Compounder finance team rug pulls

Compounder dev team steals over $10 million in latest DeFi attack

Another day…another DeFi attack. This time around, the DeFi project Compounder.Finance did not even try to hide the fact that they were defrauding their users; the Compounder team had a function in their smart contract that allowed them to withdrawal all of the funds from the project. The contract launched on November 9th, and 22 days later (December 1st) the Dev team decided that there was enough money locked up in their platform and that it was time for them to execute the function that sends Compounder user’s money to the developer team’s wallets–the classic developer rug pull.

In total, the dev team was able to steal over $10 million from its users; $5.066 million in DAI, 4.8 million in ETH (8,080 ETH), $745,000 Wrapped BTC (39 WBTC), and insignificant amounts (below one dollar) worth of the DeFi tokens COMP, UNI-V2, and CP3R.

To add insult to this rug-pull induced injury, Compounder.Finance was an audited DeFi project. Compounder.Finance was audited by Solidity Finance. The Solidity Finance team has even published documentation of their correspondences with Compounder. 

During the initial audit, Solidity Finance did mention that a few functions within the Compounder project were unusual and created unnecessary risk; specifically, Solidity pointed out that the “treasury contract and updating of the strategy pools” remained in the control of the Compounder team. 

Auditors first warning

But after going back and forth with the Compounder team about the function in question, Solidity Finance ultimately finished their audit and said that Compounder Finance was safe from outside attacks… which is true, but they neglected to discuss the internal attack vector that they were worried about.

Auditors approval

“We disclosed the fact that the compounder team could update the strategies through the timelock in our audit report, where we even linked to the timelock so users would know where to watch,” the Solidity Finance team told CoinGeek, before going on to say that,

The Compounder team swapped the safe/audited Strategy contracts and replaced them with malicious ‘Evil Strategy’ contracts that allowed them to steal users funds. They did this through a public, though clearly unmonitored, 24-hour timelock. Historically, our audits have focused on the risks to projects from external attackers, with some discussion on risks posed by project teams as we did here. We will take this unfortunate event as a learning opportunity, and moving forward will provide more robust details in easy to understand language on risks stemming from developers’ control.

What’s next?

The Compounder.Finance website and team have disappeared without a trace, like the other DeFi exploits and attacks that have taken place this year, it is highly unlikely that the true identities of the dev team will be discovered and that Compounder Finance investors will ever get their money back.

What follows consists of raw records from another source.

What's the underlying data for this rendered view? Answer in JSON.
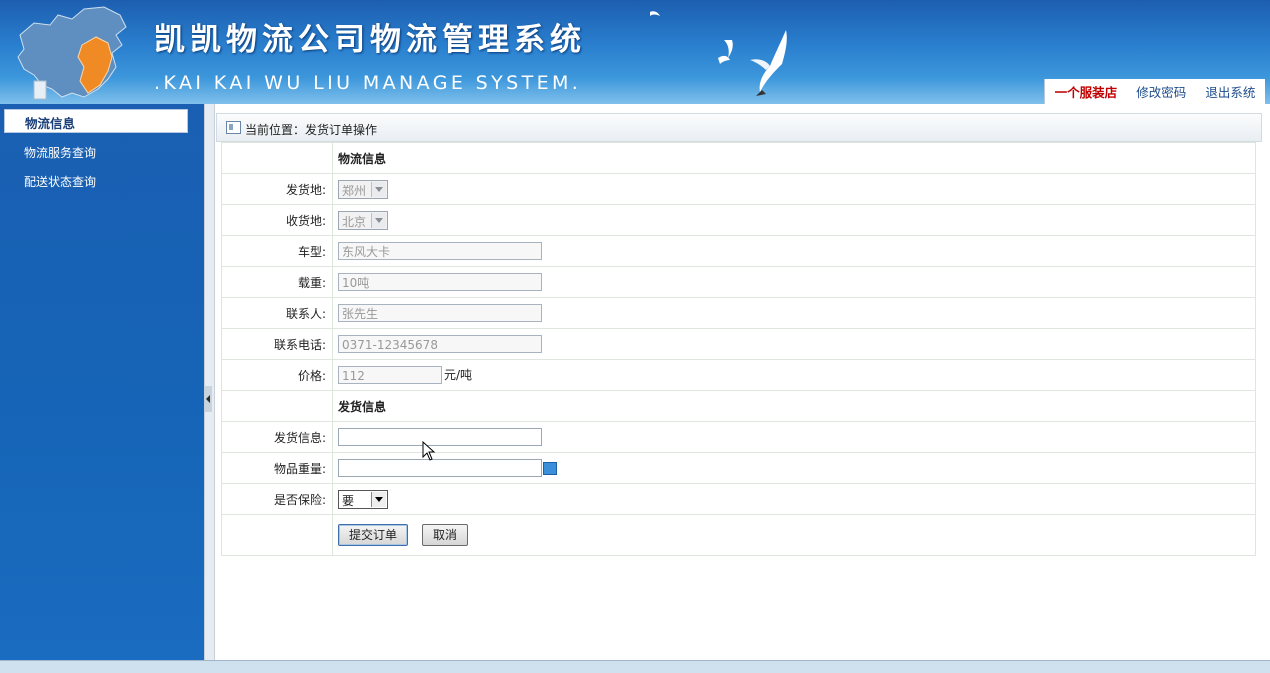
{
  "header": {
    "title": "凯凯物流公司物流管理系统",
    "subtitle": ".KAI KAI WU LIU MANAGE SYSTEM.",
    "nav": {
      "shop": "一个服装店",
      "change_password": "修改密码",
      "logout": "退出系统"
    }
  },
  "sidebar": {
    "heading": "物流信息",
    "items": [
      {
        "label": "物流服务查询"
      },
      {
        "label": "配送状态查询"
      }
    ]
  },
  "breadcrumb": {
    "text": "当前位置：发货订单操作"
  },
  "form": {
    "section_logistics": "物流信息",
    "origin": {
      "label": "发货地:",
      "value": "郑州"
    },
    "destination": {
      "label": "收货地:",
      "value": "北京"
    },
    "vehicle_type": {
      "label": "车型:",
      "value": "东风大卡"
    },
    "load": {
      "label": "载重:",
      "value": "10吨"
    },
    "contact": {
      "label": "联系人:",
      "value": "张先生"
    },
    "phone": {
      "label": "联系电话:",
      "value": "0371-12345678"
    },
    "price": {
      "label": "价格:",
      "value": "112",
      "unit": "元/吨"
    },
    "section_shipping": "发货信息",
    "shipping_info": {
      "label": "发货信息:",
      "value": ""
    },
    "item_weight": {
      "label": "物品重量:",
      "value": ""
    },
    "insurance": {
      "label": "是否保险:",
      "value": "要"
    },
    "submit_label": "提交订单",
    "cancel_label": "取消"
  },
  "colors": {
    "header_blue": "#2a80cf",
    "sidebar_blue": "#1665b8",
    "shop_red": "#c00000",
    "link_blue": "#1c4c8c"
  }
}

When it comes to investing in DeFi projects, you must proceed with caution; a majority of the projects in that space have insecure infrastructure and numerous attack vectors. The only way to stay dry in such a high risk environment is to not get involved.

Update (December 3rd 4:10 pm EST)

this article was updated to include two statements that the Solidity Finance team gave CoinGeek as well as the link to the audit report.